Il s'agit là d'une première dérive potentielle du diagnostic préimplantatoire de recherche des aneuploïdies : nous glissons vers une société triant les embryons. En outre, si nous accordons à des couples engagés dans une démarche de PMA le droit de connaître le risque de trisomie 21, nous pouvons craindre que d'autres couples, qui font des enfants par voie naturelle et ne choisissent pas leurs embryons, s'engagent, eux aussi, dans une démarche de PMA tout simplement pour avoir le droit de trier. Nous considérons donc que les risques de dérives d'un dépistage préimplantatoire sont importants. Je rappelle que l'analyse des chromosomes permet aussi de choisir le sexe : on mesure la pression qui peut apparaître et les dérives auxquelles la pratique pourrait donner lieu. Voilà pour les anomalies chromosomiques.

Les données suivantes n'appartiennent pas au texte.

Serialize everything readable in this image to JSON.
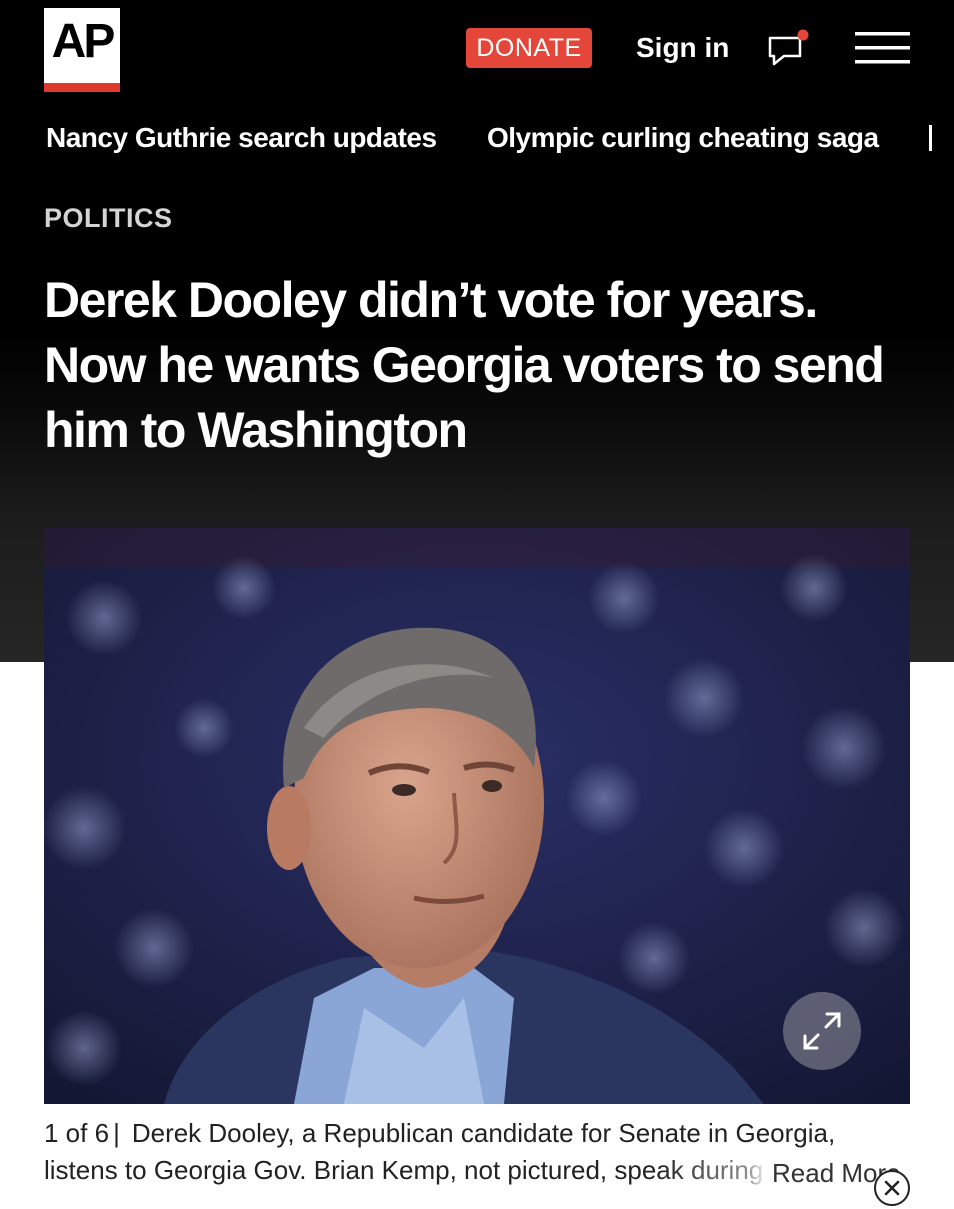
{
  "header": {
    "logo_text": "AP",
    "donate_label": "DONATE",
    "signin_label": "Sign in",
    "brand_red": "#e03a2f",
    "donate_color": "#e4473a"
  },
  "trending": [
    {
      "label": "Nancy Guthrie search updates"
    },
    {
      "label": "Olympic curling cheating saga"
    }
  ],
  "article": {
    "section": "POLITICS",
    "headline": "Derek Dooley didn’t vote for years. Now he wants Georgia voters to send him to Washington"
  },
  "gallery": {
    "counter": "1 of 6",
    "separator": "|",
    "caption_main": "Derek Dooley, a Republican candidate for Senate in Georgia, listens to Georgia Gov. Brian Kemp, not pictured,",
    "caption_faded": "speak during an At",
    "read_more": "Read More"
  },
  "icons": [
    "chat-bubble-icon",
    "hamburger-menu-icon",
    "expand-icon",
    "close-icon"
  ]
}
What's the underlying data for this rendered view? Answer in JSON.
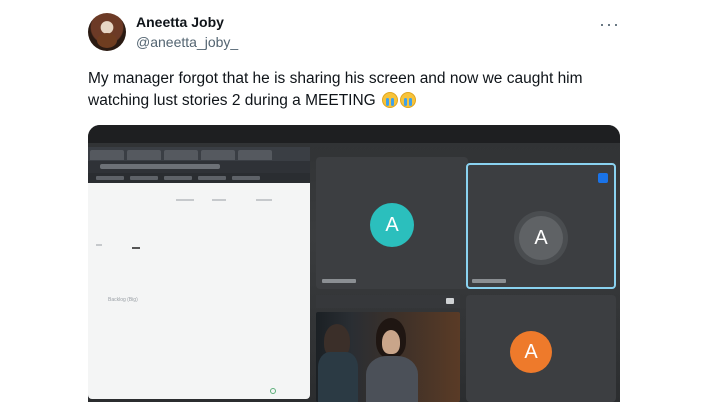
{
  "tweet": {
    "author_name": "Aneetta Joby",
    "author_handle": "@aneetta_joby_",
    "more_symbol": "···",
    "text": "My manager forgot that he is sharing his screen and now we caught him watching lust stories 2 during a MEETING"
  },
  "emojis": [
    "loudly-crying-face-emoji",
    "loudly-crying-face-emoji"
  ],
  "meeting": {
    "participants": [
      {
        "initial": "A",
        "color": "#2bbfbd"
      },
      {
        "initial": "A",
        "color": "#5f6265"
      },
      {
        "initial": "A",
        "color": "#ee7a2b"
      }
    ],
    "shared_doc_text": "Backlog (Big)"
  }
}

En ce qui concerne les anomalies génétiques – les mutations aboutissant à des maladies génétiques graves –, les dépistages sont autorisés pour les familles dont un enfant est déjà atteint. Si nous ouvrons la possibilité de réaliser des diagnostics de maladies génétiques potentiellement mortelles chez l'enfant à l'âge de deux ou trois ans – et il est insupportable de laisser naître des enfants dont on sait qu'ils seront atteints d'une maladie mortelle en l'espace de deux ans ! –, la première question qui se pose est de savoir qui déciderait du type d'anomalies génétiques que l'on recherche. Quand une famille est atteinte d'une maladie, on recherche un gène lié à une pathologie, mais on ne garantit pas la naissance d'un enfant sain : celui-ci peut être atteint d'une autre maladie. En revanche, si la recherche d'anomalies génétiques était autorisée dans le cadre d'un dépistage préimplantatoire, il faudrait déterminer quelles maladies on souhaite éliminer. Qui en déciderait ? Les médecins ? Les chercheurs ? Les familles ? Autoriser cette pratique conduirait manifestement à une dérive eugénique. Il est évident que tous les couples qui, aujourd'hui, font des enfants par la voie naturelle, se diraient : moi aussi, j'ai le droit à un enfant sain. Ils s'engageraient dans une démarche de PMA, de façon à disposer de tests génétiques permettant de rechercher des anomalies et des pathologies potentiellement mortelles. Je pourrais tirer le fil pendant des heures ! Nous aurons ce débat, mais je veux vous dire que nous avons choisi, de façon très claire, très volontariste et très réfléchie de ne pas inscrire le dépistage préimplantatoire dans la loi.